New EMI Boss Says 'Downloads May Be Good'
warrior_s writes "Douglas Merrill was just installed as CIO of EMI (one of the big four that forms the RIAA). The ex-Googler recently stated it is a 'poor business model to sue your customers. I don't think that's a sustainable strategy.' Quoted by the Guardian, he was referring to Warner Music, EMI, Vivendi Universal and Sony BMG's current practice of trying to use legal systems around the world to force their customers into buying products rather than using the free P2P networks and independent music sites and services. 'Previously, the music industry has rubbished studies that claim file sharing can have a positive effect on music sales. "I think people will pay," Merrill said. "There is evidence that people we think are not buying music are buying music. They're just not buying it in formats we can measure."'"
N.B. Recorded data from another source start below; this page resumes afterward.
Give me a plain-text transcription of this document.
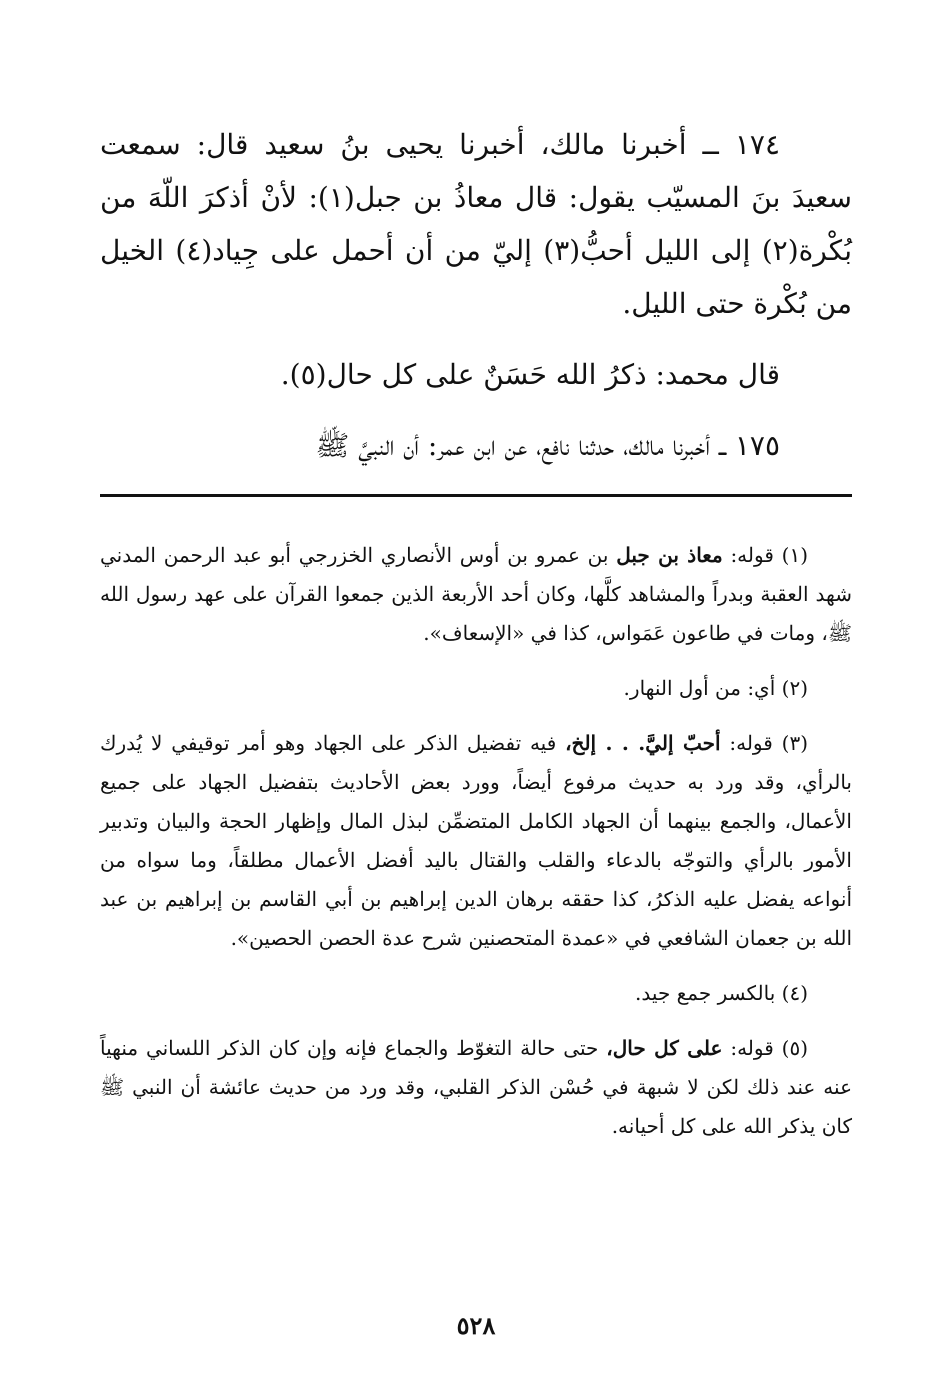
١٧٤ ــ أخبرنا مالك، أخبرنا يحيى بنُ سعيد قال: سمعت سعيدَ بنَ المسيّب يقول: قال معاذُ بن جبل(١): لأنْ أذكرَ اللّهَ من بُكْرة(٢) إلى الليل أحبُّ(٣) إليّ من أن أحمل على جِياد(٤) الخيل من بُكْرة حتى الليل.

قال محمد: ذكرُ الله حَسَنٌ على كل حال(٥).

١٧٥ ــ أخبرنا مالك، حدثنا نافع، عن ابن عمر: أن النبيَّ ﷺ

(١) قوله: معاذ بن جبل بن عمرو بن أوس الأنصاري الخزرجي أبو عبد الرحمن المدني شهد العقبة وبدراً والمشاهد كلَّها، وكان أحد الأربعة الذين جمعوا القرآن على عهد رسول الله ﷺ، ومات في طاعون عَمَواس، كذا في «الإسعاف».

(٢) أي: من أول النهار.

(٣) قوله: أحبّ إليَّ. . . إلخ، فيه تفضيل الذكر على الجهاد وهو أمر توقيفي لا يُدرك بالرأي، وقد ورد به حديث مرفوع أيضاً، وورد بعض الأحاديث بتفضيل الجهاد على جميع الأعمال، والجمع بينهما أن الجهاد الكامل المتضمِّن لبذل المال وإظهار الحجة والبيان وتدبير الأمور بالرأي والتوجّه بالدعاء والقلب والقتال باليد أفضل الأعمال مطلقاً، وما سواه من أنواعه يفضل عليه الذكرُ، كذا حققه برهان الدين إبراهيم بن أبي القاسم بن إبراهيم بن عبد الله بن جعمان الشافعي في «عمدة المتحصنين شرح عدة الحصن الحصين».

(٤) بالكسر جمع جيد.

(٥) قوله: على كل حال، حتى حالة التغوّط والجماع فإنه وإن كان الذكر اللساني منهياً عنه عند ذلك لكن لا شبهة في حُسْن الذكر القلبي، وقد ورد من حديث عائشة أن النبي ﷺ كان يذكر الله على كل أحيانه.

٥٢٨
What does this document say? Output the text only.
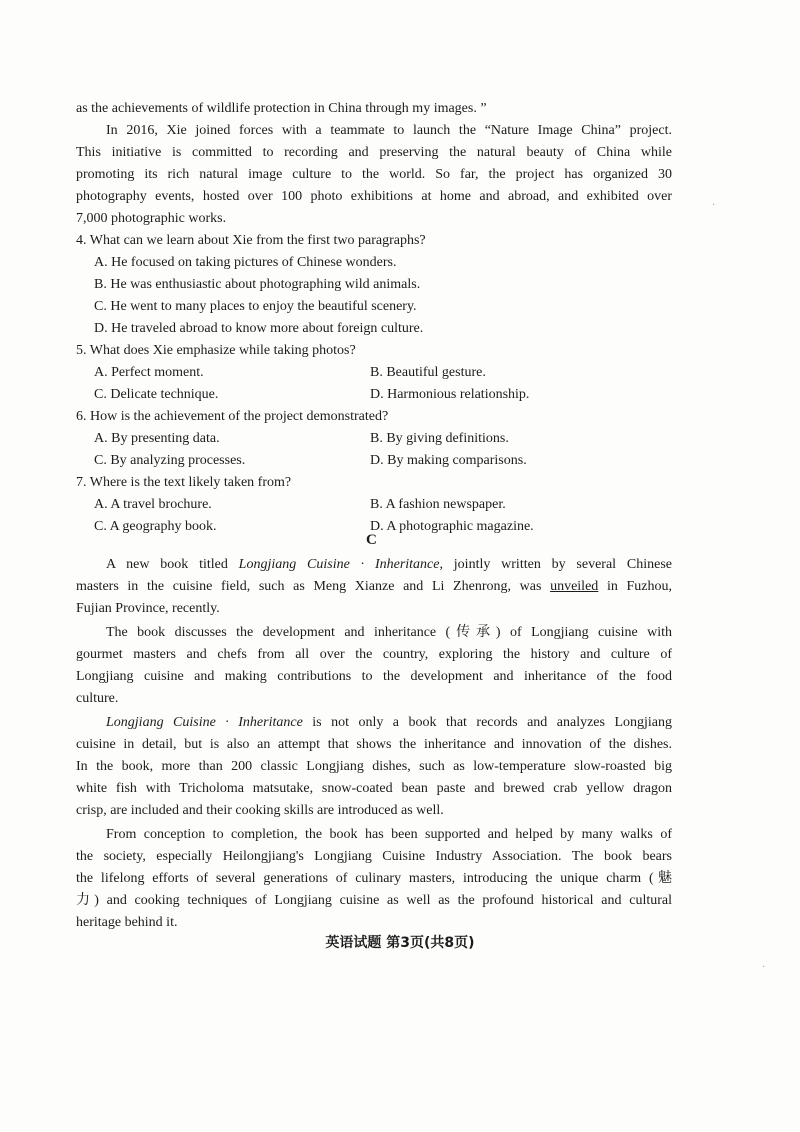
as the achievements of wildlife protection in China through my images. ”
In 2016, Xie joined forces with a teammate to launch the “Nature Image China” project.
This initiative is committed to recording and preserving the natural beauty of China while
promoting its rich natural image culture to the world. So far, the project has organized 30
photography events, hosted over 100 photo exhibitions at home and abroad, and exhibited over
7,000 photographic works.
4. What can we learn about Xie from the first two paragraphs?
A. He focused on taking pictures of Chinese wonders.
B. He was enthusiastic about photographing wild animals.
C. He went to many places to enjoy the beautiful scenery.
D. He traveled abroad to know more about foreign culture.
5. What does Xie emphasize while taking photos?
A. Perfect moment.	B. Beautiful gesture.
C. Delicate technique.	D. Harmonious relationship.
6. How is the achievement of the project demonstrated?
A. By presenting data.	B. By giving definitions.
C. By analyzing processes.	D. By making comparisons.
7. Where is the text likely taken from?
A. A travel brochure.	B. A fashion newspaper.
C. A geography book.	D. A photographic magazine.
C
A new book titled Longjiang Cuisine · Inheritance, jointly written by several Chinese
masters in the cuisine field, such as Meng Xianze and Li Zhenrong, was unveiled in Fuzhou,
Fujian Province, recently.
The book discusses the development and inheritance (传承) of Longjiang cuisine with
gourmet masters and chefs from all over the country, exploring the history and culture of
Longjiang cuisine and making contributions to the development and inheritance of the food
culture.
Longjiang Cuisine · Inheritance is not only a book that records and analyzes Longjiang
cuisine in detail, but is also an attempt that shows the inheritance and innovation of the dishes.
In the book, more than 200 classic Longjiang dishes, such as low-temperature slow-roasted big
white fish with Tricholoma matsutake, snow-coated bean paste and brewed crab yellow dragon
crisp, are included and their cooking skills are introduced as well.
From conception to completion, the book has been supported and helped by many walks of
the society, especially Heilongjiang's Longjiang Cuisine Industry Association. The book bears
the lifelong efforts of several generations of culinary masters, introducing the unique charm (魅
力) and cooking techniques of Longjiang cuisine as well as the profound historical and cultural
heritage behind it.
英语试题 第3页(共8页)
·
·
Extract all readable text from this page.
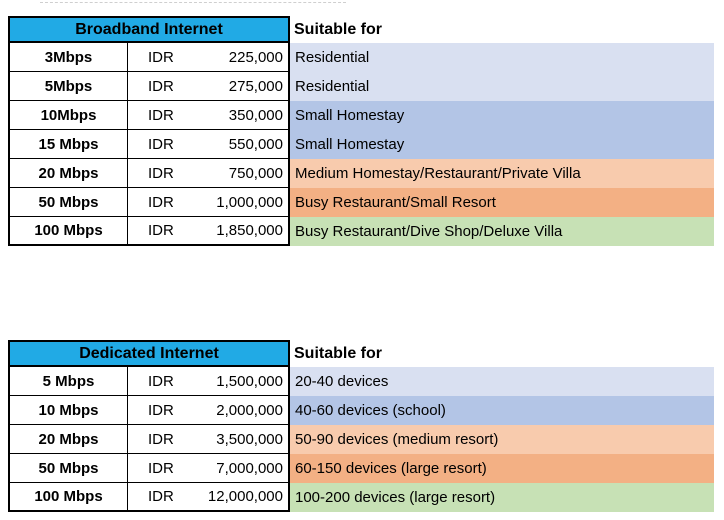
Broadband Internet	Suitable for
3Mbps	IDR	225,000 Residential
5Mbps	IDR	275,000 Residential
10Mbps	IDR	350,000 Small Homestay
15 Mbps	IDR	550,000 Small Homestay
20 Mbps	IDR	750,000 Medium Homestay/Restaurant/Private Villa
50 Mbps	IDR	1,000,000 Busy Restaurant/Small Resort
100 Mbps	IDR	1,850,000 Busy Restaurant/Dive Shop/Deluxe Villa
Dedicated Internet	Suitable for
5 Mbps	IDR	1,500,000 20-40 devices
10 Mbps	IDR	2,000,000 40-60 devices (school)
20 Mbps	IDR	3,500,000 50-90 devices (medium resort)
50 Mbps	IDR	7,000,000 60-150 devices (large resort)
100 Mbps	IDR 12,000,000 100-200 devices (large resort)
poor business model to sue your customers
It's sad that has taken this long for "insight" like that to surface in the industry. You would think that would be an important topic in business 101, but I guess not.
I got a catholic block.
The problem with your analogy is that there has never been a high cost of duplicating product in any of these industries. In economic terms, the marginal cost of producing an additional unit is low. However, the fixed costs (paying the artists, recording studio, etc.) here are proportionally much larger. It may cost $1 million to develop a piece of software, and then $5 per unit to put it all in a box and ship it out. Let's say the software costs $50. Now, you create a better way of distribution and the marginal cost is now $0. This doesn't mean suddenly the company is going to be giving them away for free...in this simple scenario, in order to get the equivalent amount of profit per unit (ignoring changes in supply or demand), they would be able to sell the product for $45.
Now let's take a look at the auto industry. Here, marginal costs make up a much higher percentage of the total cost. To make things simple, let's say each car costs the company $10,000 to produce (in materials and labor costs), and they sell the car for $12,500. If you suddenly can lower the costs (due to your magical technology) for each car to $100, then to get the same profit per unit (again ignoring changes in supply or demand) they would only charge $2,600. In one case we only reduced the price by 10%, in the other we reduced it by almost 80%.
The problem is that people in general expect to pay near the marginal cost for an item, but in general do not take into account the fixed costs with producing a particular product. For this reason, it's easier for a person to justify spending $100 on an object they know costs about $95 in materials to produce, while they hesitate to spend $15 on a CD they know costs only pennies to create.
For more information on marginal cost and how it applies, I highly recommend taking a look at the Wikipedia article on Marginal Cost.
Note to self: Stop putting jokes in my insightful comments so I can get something other than +1 Funny!